‘Mental anguish’ and wider problems with IPP sentences | Letters

Nicolas Sanderson, who was involved in the creation of the sentence, corrects a common mistake. Mark Day says the government should eradicate this stain on our justice system

I would like to correct a widely repeated mistake about the indeterminate sentence for public protection (IPP), to the effect that it was “applied far more widely than intended” (‘Psychological torture’: call for reform after jail death, 10 January). I am the former head of policy in the Prison Service, and was involved in the creation of the sentence.

IPP was the invention of David Blunkett in 2001, against the advice of officials. He rejected the scheme for violent or sexual offenders proposed in a Home Office review of sentencing (Making Punishments Work), namely a determinate sentence with a review of the release date by the Parole Board, and a supervisory period that could be extended by the court.

Instead he mandated the IPP and it was applied precisely as intended and as set down in statute, with all the consequences that officials pointed out at the time.
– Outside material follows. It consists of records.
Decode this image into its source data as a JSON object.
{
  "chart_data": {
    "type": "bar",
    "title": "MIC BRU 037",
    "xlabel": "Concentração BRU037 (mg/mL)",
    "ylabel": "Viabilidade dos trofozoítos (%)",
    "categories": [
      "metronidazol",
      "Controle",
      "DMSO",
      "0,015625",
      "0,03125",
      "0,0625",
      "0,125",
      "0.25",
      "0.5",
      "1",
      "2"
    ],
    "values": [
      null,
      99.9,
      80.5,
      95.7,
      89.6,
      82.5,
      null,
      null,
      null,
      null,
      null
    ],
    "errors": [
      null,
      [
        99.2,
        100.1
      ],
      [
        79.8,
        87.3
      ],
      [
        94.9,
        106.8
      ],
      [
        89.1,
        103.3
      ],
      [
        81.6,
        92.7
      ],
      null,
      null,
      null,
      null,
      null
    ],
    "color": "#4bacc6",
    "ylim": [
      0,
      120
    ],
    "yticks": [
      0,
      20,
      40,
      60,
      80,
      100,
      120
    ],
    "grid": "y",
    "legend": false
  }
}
Most importantly, its application was mandatory upon the courts on a second conviction for a sexual or violent offence, however minor the actual behaviour. One of its first uses was where a man had squeezed a woman’s breast at a bus stop, and had a previous similar conviction: the court was obliged to impose an IPP. All the problems that have come to pass were glaringly apparent in that conviction.
Nicolas Sanderson
London

• The mental anguish inflicted on nearly 2,600 people serving the discredited and now abolished IPP is indicated in the shocking self-harm rates for this group. IPP prisoners are more than twice as likely to self-harm as people serving determinate sentences, with 872 incidents of self-harm per 1,000 IPP prisoners – a rate that has more than doubled over the past five years. In advice to ministers published in 2016, the Parole Board set out policy options for expediting the release of the remaining IPP population, as well as dealing with the growing problem of IPP recalls.

Without further legislation the board estimated that more than 1,000 IPP prisoners will remain stuck in the system by 2020, eight years after the sentence was abolished. Proposals for reform include conversion of IPP sentences into their equivalent determinate sentence, which could start with those on the shortest tariffs who have experienced the greatest injustice, and improvements to the licence conditions and support available to IPP prisoners on release. The government should finish the job it started and eradicate a stain on our justice system once and for all.